Involve women in decision-making

At COP16 in 2010, the Cancun Agreements acknowledged that gender equality and the effective participation of women are important for all aspects of any response to climate change. Yet almost a decade and a half later, widespread underrepresentation of women at all levels of decision-making persists.

Not only does this leave some women less informed — and therefore more vulnerable to climate impacts — but it also misses a chance to draw on their unique knowledge. Women often have first-hand experience of managing flood risks, combined with a wider grasp of the needs of their families and communities.

Women leading a discussion on flood resilience in Quang Tri, Vietnam. Photo credit: Phan Thi Thuy Van, Red Cross of Quang Tri

Actively engaging women in planning and decision-making can ensure a more comprehensive understanding of local vulnerabilities and adaptive capacities. In places like Quang Tri in Vietnam, involving women in the conversation has positively impacted their resilience to flood events, as well as that of the wider population.

Elevating women to leadership positions can also generate additional benefits beyond preparing for climate hazards. In Bangladesh, the Zurich Flood Resilience Alliance has trained female Resilience Agents to share flood warning messages and guidance on disaster preparedness and response. Now they use their newfound influence in the local area to improve the lives of women and girls in other ways, such as tackling child marriage and gender-based violence.

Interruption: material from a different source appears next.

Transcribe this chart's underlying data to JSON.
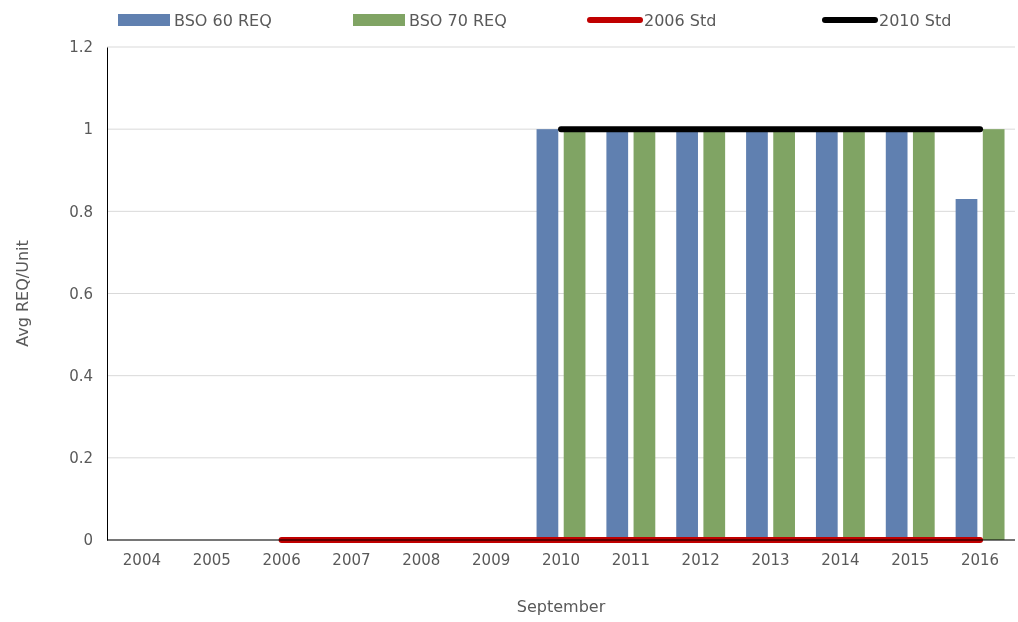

Climate finance must be gender-responsive

Whilst increasing women’s participation in decision-making is integral to reducing the risks posed by climate-induced hazards, it is not enough on its own. Vulnerable countries need adequate climate finance, especially for adaptation in the face of increasing risks.

Research from the Alliance and ODI shows that far too much adaptation finance does not have gender equality objectives. In 2021, developed countries provided $28.2 billion (€25.8bn) in adaptation funding, of which less than half was reported to target gender equality. 

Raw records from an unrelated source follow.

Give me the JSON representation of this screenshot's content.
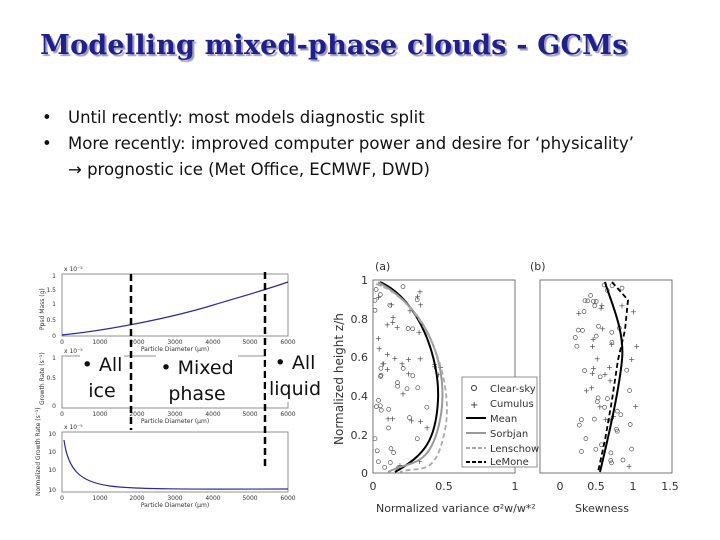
{
  "title": "Modelling mixed-phase clouds - GCMs",
  "bullets": [
    "Until recently: most models diagnostic split",
    "More recently: improved computer power and desire for ‘physicality’"
  ],
  "sub_bullet_arrow": "→",
  "sub_bullet_text": "prognostic ice (Met Office, ECMWF, DWD)",
  "zones": {
    "ice": [
      "• All",
      "ice"
    ],
    "mixed": [
      "• Mixed",
      "phase"
    ],
    "liquid": [
      "• All",
      "liquid"
    ]
  },
  "left_fig": {
    "panels": [
      {
        "ylabel": "Ppsd Mass (g)",
        "exp": "x 10⁻⁵"
      },
      {
        "ylabel": "Growth Rate (s⁻¹)",
        "exp": "x 10⁻⁵"
      },
      {
        "ylabel": "Normalized Growth Rate (s⁻¹)",
        "exp": "x 10⁻⁵"
      }
    ],
    "xlabel": "Particle Diameter (μm)",
    "xticks": [
      "0",
      "1000",
      "2000",
      "3000",
      "4000",
      "5000",
      "6000"
    ]
  },
  "right_fig": {
    "panel_a_label": "(a)",
    "panel_b_label": "(b)",
    "ylabel": "Normalized height z/h",
    "yticks": [
      "0",
      "0.2",
      "0.4",
      "0.6",
      "0.8",
      "1"
    ],
    "a_xticks": [
      "0",
      "0.5",
      "1"
    ],
    "b_xticks": [
      "0",
      "0.5",
      "1",
      "1.5"
    ],
    "a_xlabel": "Normalized variance σ²w/w*²",
    "b_xlabel": "Skewness",
    "legend": [
      {
        "label": "Clear-sky",
        "style": "circle"
      },
      {
        "label": "Cumulus",
        "style": "plus"
      },
      {
        "label": "Mean",
        "style": "solid-black"
      },
      {
        "label": "Sorbjan",
        "style": "solid-grey"
      },
      {
        "label": "Lenschow",
        "style": "dashed-grey"
      },
      {
        "label": "LeMone",
        "style": "dashed-black"
      }
    ]
  },
  "colors": {
    "title": "#1f1f8f",
    "curve": "#2a2aa0",
    "divider": "#000000"
  }
}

A woman salvages belongings from her home damaged by Cyclone Mocha at Saint Martin island in Cox’s Bazar, Bangladesh, May 2023. Photo credit: Al-emrun Garjon

Without ensuring that the distinct needs of women and girls have been considered, climate finance providers are neglecting a vital opportunity to ensure that adaptation programmes support all vulnerable people – men, women and children.

Significant uncertainty exists around precisely how much adaptation finance targets gender equality. The Organisation for Economic Co-operation and Development (OECD) requires the use of a gender marker for all climate finance specifically for monitoring this, but our report confirms that it was not used for 40% of the adaptation finance provided in 2021. This is largely the case even among multilateral development banks and climate funds that profess to follow explicit policies and strategies for improving gender equality.

Such tracking does not itself improve the quality of funding, yet it is essential to better understand progress, identify gaps and hold underperforming contributors accountable. It is therefore critical for gender equality markers to be consistently and transparently reported.

Seize the opportunity in 2024

Climate finance will take centre stage in climate discussions this year, with world leaders meeting at COP29 to agree on a new funding goal for the first time in fifteen years. This represents an unmissable opportunity to support billions of people around the world vulnerable to the impacts of climate change. However, even if a new and highly ambitious target is agreed upon, women like Amina will continue to be put at risk during climate-induced disasters unless the adoption of gender equality objectives in climate finance becomes the norm.

This, combined with the delivery of adaptation projects that specifically take gender considerations into account, holds the key to addressing existing inequalities and building safer, more inclusive communities for all.